- Born: November 7, 1959 Ottawa, Ontario
- Died: April 7, 2016 (aged 56) Los Angeles, California
- Occupations: Music Industry Executive, Radio Programmer, DJ
- Years active: 1976-2016
- Known for: CEO & founder of The MuseBox, music marketer at BMG and TVT, radio host at CBC's Brave New Waves, program director at CKCU-FM and CKUT-FM

= Nadine Gelineau =

Canadian music industry executive and radio programmer

Nadine Gelineau was a Canadian-born music industry executive, radio programmer, and DJ, whose career spanned roles in Ottawa, Montreal, Toronto, New York, and Los Angeles, at campus radio stations, the CBC, major and independent record labels, and VICE Media, before establishing her own multi-service music company The MuseBox. During the course of her career, she marketed and promoted acts including The Killers, the Wu-Tang Clan, Bloc Party, Guided By Voices, The Brian Jonestown Massacre, and Spiritualized, managed such artists as Echo & The Bunnymen, K-Os, and The Dears, and employed the former Smiths's bassist Andy Rourke as an A&R director at her company. She was known for tenaciously promoting emerging indie artists and being well liked by both musicians and executives.

==Early career==
Gelineau described her childhood as unconventional following her parents divorce at a young age which saw her absorb herself with 60s and 70s music, and decide in high school that she wanted to work in the music industry. In 1976 she joined Carleton University's newly established campus radio station CKCU-FM in Ottawa, Ontario, where she served as a radio host and guided the station's development while also DJing in local clubs. In 1989 Gelineau was recruited by the CBC's flagship program for alternative music, Brave New Waves, facilitating a move to Montreal where she also worked as the station manager at McGill University's CKUT-FM in the early 90s.

==Mid career==
Gelineau joined the major label BMG Canada in 1992 where she became the head of alternative and hip hop marketing. In the mid-90s, Gelineau moved to New York City initially working for Volcano Records before joining TVT Records in 1997 where she worked for three years with artists including Guided By Voices and The Brian Jonestown Massacre. She was then recruited as the Vice President of Marketing at Chris Blackwell's newly founded Palm Pictures company in the year 2000. In 2003 she reunited with VICE Media's Shane Smith and Suroosh Alvi and became the president and founder of addVICE Marketing, an artist development agency.

==The MuseBox==
In 2006, Gelineau founded her own artist development company, The MuseBox, in New York City. The organization went on to work with over 200 acts, with offices in Los Angeles, New York, Chicago, Toronto, Minneapolis, and Ottawa. Its focus was on developing the careers of emerging artists as well as assisting a small roster of legendary acts. Clients included The Human League, Echo & The Bunnymen, and Röyksopp. In 2010 The MuseBox merged with NYC-based Magnum PR to offer both music and lifestyle branding services. Gelineau relocated the company's headquarters to Los Angeles in 2012.

==Personal life==
Nadine was born and raised in Ottawa, Ontario, Canada.
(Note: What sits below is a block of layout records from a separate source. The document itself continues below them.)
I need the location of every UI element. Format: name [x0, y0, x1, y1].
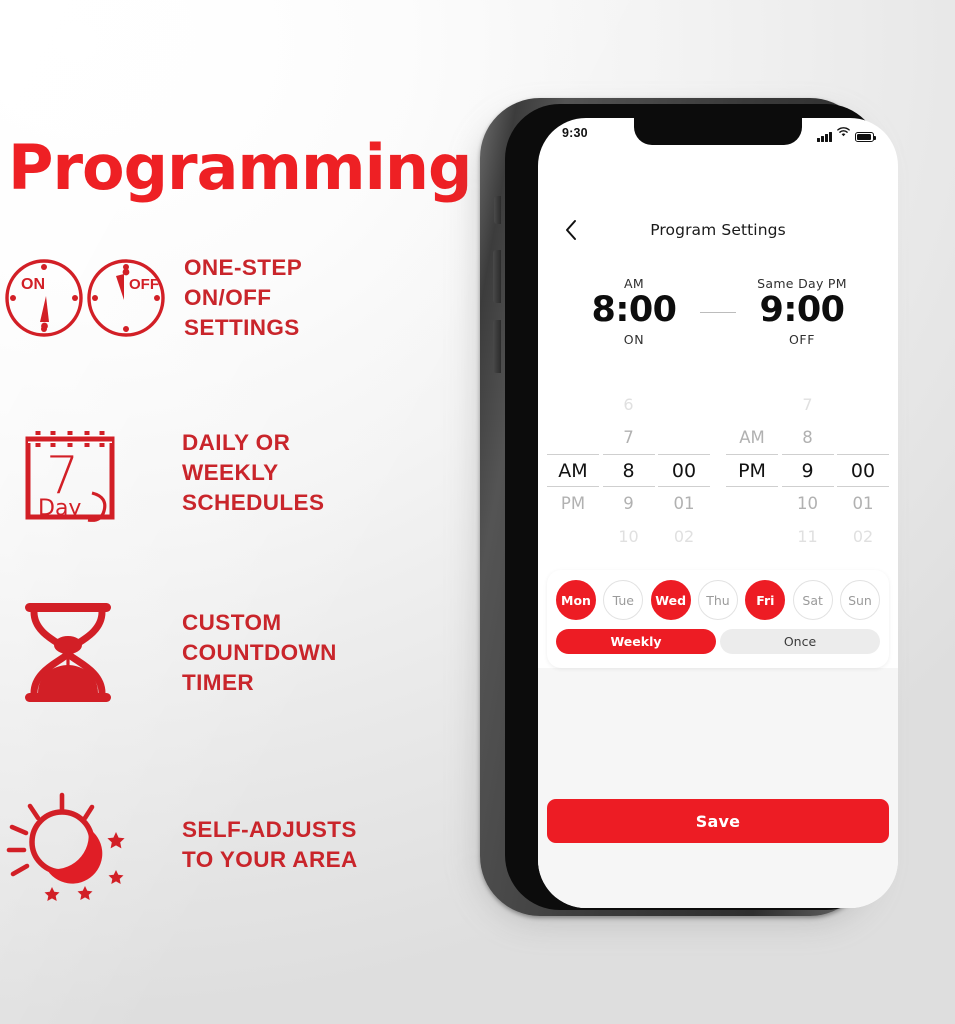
phone-notch [634, 118, 802, 145]
feature-self-adjusts: SELF-ADJUSTS TO YOUR AREA [0, 790, 440, 900]
volume-down-button[interactable] [493, 320, 501, 373]
day-chip-sat[interactable]: Sat [793, 580, 833, 620]
picker-cell[interactable]: 11 [782, 520, 834, 553]
end-meridiem-label: Same Day PM [732, 276, 872, 291]
end-time-value: 9:00 [732, 292, 872, 330]
day-chip-thu[interactable]: Thu [698, 580, 738, 620]
picker-cell[interactable] [726, 520, 778, 553]
chevron-left-icon[interactable] [553, 213, 587, 247]
phone-mockup: 9:30 [462, 98, 882, 923]
picker-cell[interactable]: 02 [837, 520, 889, 553]
end-state-label: OFF [732, 332, 872, 347]
page-header-title: Program Settings [538, 221, 898, 239]
sun-moon-icon [0, 784, 168, 906]
start-meridiem-label: AM [564, 276, 704, 291]
feature-custom-countdown-timer: CUSTOM COUNTDOWN TIMER [0, 598, 440, 708]
phone-screen: 9:30 [538, 118, 898, 908]
repeat-once-button[interactable]: Once [720, 629, 880, 654]
picker-cell[interactable] [547, 421, 599, 454]
picker-on-time[interactable]: AM PM 6 7 8 9 10 [547, 388, 710, 553]
picker-cell-selected[interactable]: 9 [782, 454, 834, 487]
picker-cell-selected[interactable]: AM [547, 454, 599, 487]
hourglass-icon [0, 597, 168, 709]
phone-frame: 9:30 [480, 98, 870, 916]
volume-up-button[interactable] [493, 250, 501, 303]
schedule-card: Mon Tue Wed Thu Fri Sat Sun Weekly Once [547, 570, 889, 668]
on-off-clocks-icon: ON OFF [2, 250, 170, 346]
picker-cell[interactable] [837, 388, 889, 421]
summary-end[interactable]: Same Day PM 9:00 OFF [732, 276, 872, 347]
picker-on-minute[interactable]: 00 01 02 [658, 388, 710, 553]
picker-cell[interactable]: 01 [837, 487, 889, 520]
svg-text:ON: ON [21, 276, 45, 293]
feature-label: ONE-STEP ON/OFF SETTINGS [184, 253, 302, 343]
picker-off-minute[interactable]: 00 01 02 [837, 388, 889, 553]
picker-cell[interactable] [547, 520, 599, 553]
picker-cell[interactable]: 10 [603, 520, 655, 553]
picker-on-hour[interactable]: 6 7 8 9 10 [603, 388, 655, 553]
picker-cell[interactable] [658, 388, 710, 421]
svg-text:Day: Day [38, 496, 81, 521]
time-range-summary: AM 8:00 ON Same Day PM 9:00 OFF [538, 276, 898, 347]
picker-cell-selected[interactable]: PM [726, 454, 778, 487]
picker-cell[interactable]: 02 [658, 520, 710, 553]
cellular-signal-icon [817, 132, 832, 142]
day-chip-fri[interactable]: Fri [745, 580, 785, 620]
picker-cell-selected[interactable]: 00 [837, 454, 889, 487]
time-pickers: AM PM 6 7 8 9 10 [538, 388, 898, 553]
picker-on-meridiem[interactable]: AM PM [547, 388, 599, 553]
picker-off-meridiem[interactable]: AM PM [726, 388, 778, 553]
nav-bar: Program Settings [538, 210, 898, 250]
repeat-mode-toggle: Weekly Once [556, 629, 880, 654]
left-feature-panel: Programming [0, 0, 460, 1024]
battery-full-icon [855, 132, 874, 142]
save-button[interactable]: Save [547, 799, 889, 843]
picker-cell[interactable] [726, 388, 778, 421]
day-chip-wed[interactable]: Wed [651, 580, 691, 620]
picker-cell[interactable]: 7 [603, 421, 655, 454]
lower-background [538, 668, 898, 908]
picker-cell[interactable]: AM [726, 421, 778, 454]
picker-off-time[interactable]: AM PM 7 8 9 10 11 [726, 388, 889, 553]
picker-cell[interactable]: PM [547, 487, 599, 520]
summary-start[interactable]: AM 8:00 ON [564, 276, 704, 347]
page-title: Programming [8, 137, 471, 199]
picker-cell[interactable]: 10 [782, 487, 834, 520]
picker-cell[interactable]: 8 [782, 421, 834, 454]
status-bar-icons [817, 124, 874, 142]
wifi-icon [837, 124, 850, 142]
svg-text:OFF: OFF [129, 276, 159, 293]
feature-label: DAILY OR WEEKLY SCHEDULES [182, 428, 324, 518]
range-separator-dash [700, 312, 736, 314]
status-bar-time: 9:30 [562, 126, 588, 140]
day-chip-mon[interactable]: Mon [556, 580, 596, 620]
picker-cell[interactable]: 6 [603, 388, 655, 421]
picker-cell-selected[interactable]: 00 [658, 454, 710, 487]
poster-canvas: Programming [0, 0, 955, 1024]
feature-label: SELF-ADJUSTS TO YOUR AREA [182, 815, 358, 875]
feature-daily-weekly-schedules: 7 Day DAILY OR WEEKLY SCHEDULES [0, 418, 440, 528]
picker-cell[interactable] [726, 487, 778, 520]
start-time-value: 8:00 [564, 292, 704, 330]
day-chip-tue[interactable]: Tue [603, 580, 643, 620]
picker-cell[interactable]: 9 [603, 487, 655, 520]
feature-one-step-onoff: ON OFF ONE-STEP ON/OFF SETTINGS [0, 248, 440, 348]
picker-cell[interactable] [658, 421, 710, 454]
day-selector: Mon Tue Wed Thu Fri Sat Sun [556, 580, 880, 620]
day-chip-sun[interactable]: Sun [840, 580, 880, 620]
feature-label: CUSTOM COUNTDOWN TIMER [182, 608, 337, 698]
silence-switch-button[interactable] [494, 196, 501, 224]
picker-cell[interactable]: 01 [658, 487, 710, 520]
phone-bezel: 9:30 [505, 104, 881, 910]
picker-cell[interactable]: 7 [782, 388, 834, 421]
seven-day-calendar-icon: 7 Day [0, 421, 168, 525]
picker-cell-selected[interactable]: 8 [603, 454, 655, 487]
start-state-label: ON [564, 332, 704, 347]
picker-cell[interactable] [547, 388, 599, 421]
picker-cell[interactable] [837, 421, 889, 454]
picker-off-hour[interactable]: 7 8 9 10 11 [782, 388, 834, 553]
repeat-weekly-button[interactable]: Weekly [556, 629, 716, 654]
Nadine became a vegetarian as a teenager and was an advocate for animal welfare throughout her life. She was closely involved with the No Kill Los Angeles animal shelter, being one of the organizations most involved volunteers, spending hundreds of hours a year walking dogs and assisting in other capacities. Her own cat was named after the electronic rock group Le Tigre.

==Death==
On April 7, 2016, Nadine died in a hospital in Los Angeles, California, five months after being diagnosed with stage four lung cancer. Following her diagnosis, over $65,000 to assist with medical bills had been quickly crowdfunded by close to 600 of her friends, family, associates, and artists. Upon her death tributes were posted by a wide array of music industry personnel and musicians, many celebrating her uniqueness and liveliness.